KU/KAN賞2011 選評
第5回KU/KAN賞
[環境と共生する空間のプロデュース] 赤池学
実に多くのモノを、ヒトはつくり出してきた。とりわけ産出する分量と「未知のモノをつくり出す」ことにおいて、20世紀は抜群の時代だった。かなりの未知をヒトは実現できた。一方で、人を含めた生命圏を形成するのは地球の極薄の表面膜でしかない。地球の生命圏は、その膜の中身を外部に放出することなく膜の内側で延々と循環している。地球を1mの球とすると、生命はその表面1mmの膜の中に押し合いへし合いしながら均衡し、誕生と消滅を循環しているのである。しかし20世紀を終えた今、人がつくり出すことの過剰さと地球の循環に亀裂が生じ始めている。
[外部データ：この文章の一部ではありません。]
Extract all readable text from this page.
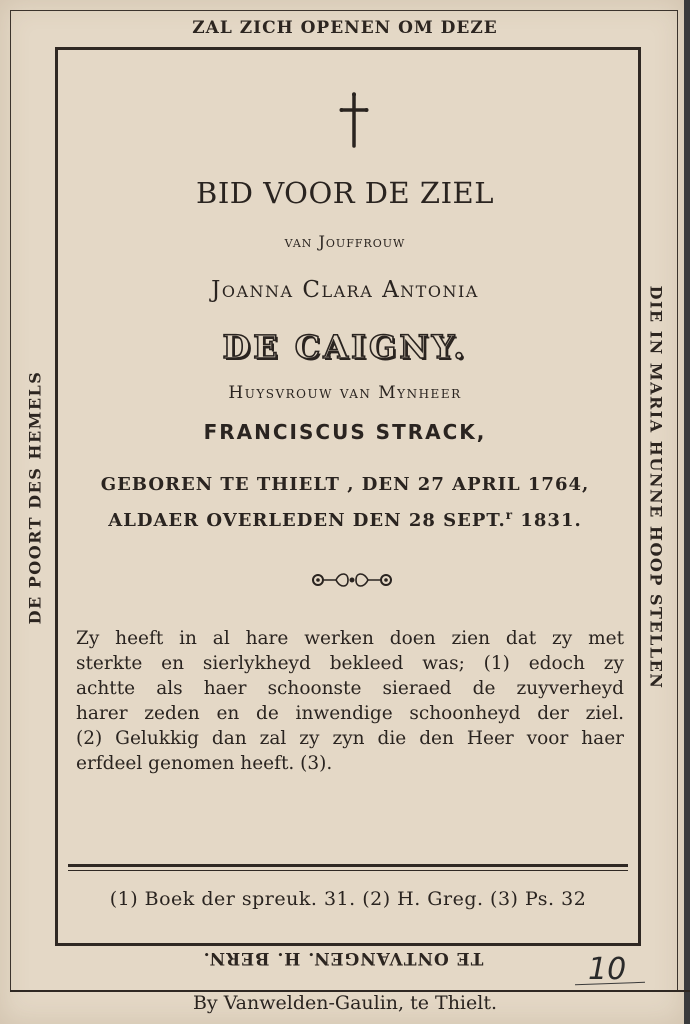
ZAL ZICH OPENEN OM DEZE
DE POORT DES HEMELS	DIE IN MARIA HUNNE HOOP STELLEN
TE ONTVANGEN. H. BERN.
BID VOOR DE ZIEL
van Jouffrouw
Joanna Clara Antonia
DE CAIGNY.
Huysvrouw van Mynheer
FRANCISCUS STRACK,
GEBOREN TE THIELT , DEN 27 APRIL 1764,
ALDAER OVERLEDEN DEN 28 SEPT.$^r$ 1831.
Zy heeft in al hare werken doen zien dat zy met
sterkte en sierlykheyd bekleed was; (1) edoch zy
achtte als haer schoonste sieraed de zuyverheyd
harer zeden en de inwendige schoonheyd der ziel.
(2) Gelukkig dan zal zy zyn die den Heer voor haer
erfdeel genomen heeft. (3).
(1) Boek der spreuk. 31. (2) H. Greg. (3) Ps. 32
10
By Vanwelden-Gaulin, te Thielt.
2011年3月11日。日本人は原子力発電という「未知のモノをつくり出す」ことの結果において、心の中のパンドラの蓋を開けてしまった。
循環という均衡の崩落。20世紀の愚。環境、エネルギー、食料と連鎖する今後の100年の宿痾を、われわれは世界に先駆けて覗き込んでしまったのだ。
第5回KU/KAN賞の選考はこの日を前後して行われた。影響がないはずがない。
いくつかの候補。ショップデザインの際立ち、都市環境の未来への視線、都市の生成、そして今回は空間デザインの批評までが選考の対象となった。 その中で、われわれは環境の「循環」を巡るデザインの思考を今年のKU/KAN賞に選定した。赤池学のコンテンツデザイン(サイエンスと技術を環境に取り入れる手法)である。 デザインはアートの分野で仕分けされがちだ。姿形をともなうから、どうかすると威張ってしまう。だが今回の受賞対象はそうではない。姿形を優先せず威張らない。どちらかというとデザインやアートが苦手なサイエンスや技術に帯同し、目立たずに、工学(工は天と地を結ぶ人の営みという意味だ)の視野に入るデザインを呈示するものだ。しかしその工学の視野は広い。生命圏を形成する地球の極薄の膜に浸透するしたたかさをもっている。 地球の循環という想像力も担保する(子細は竹村真一との対談参照)。 生物学を専攻した科学技術ジャーナリストで、ユニバーサルデザインの研究者、赤池学の活動の場面は実に幅広い。地方自治体の産業創出、地域資源によるものづくり(間伐材のデザイン化)、プロジェクトを介したサイエンス、工学とデザインの融合(愛・地球博、洞爺湖サミット、APEC JAPAN 2010など)、循環という待ったなしの課題への提言(洞爺湖サミット「ゼロエミッションハウス」、大手町カフェ)など多岐にわたる。
アートと技術の化学反応によって、赤池学が標榜するのは「地球もステークホルダー」という自覚である。世界に先んじて心の中のパンドラの蓋を開けてしまた日本、およびその中のデザイン領域が忘れてはならない自覚であり、KU/KAN賞として記憶したいと願った。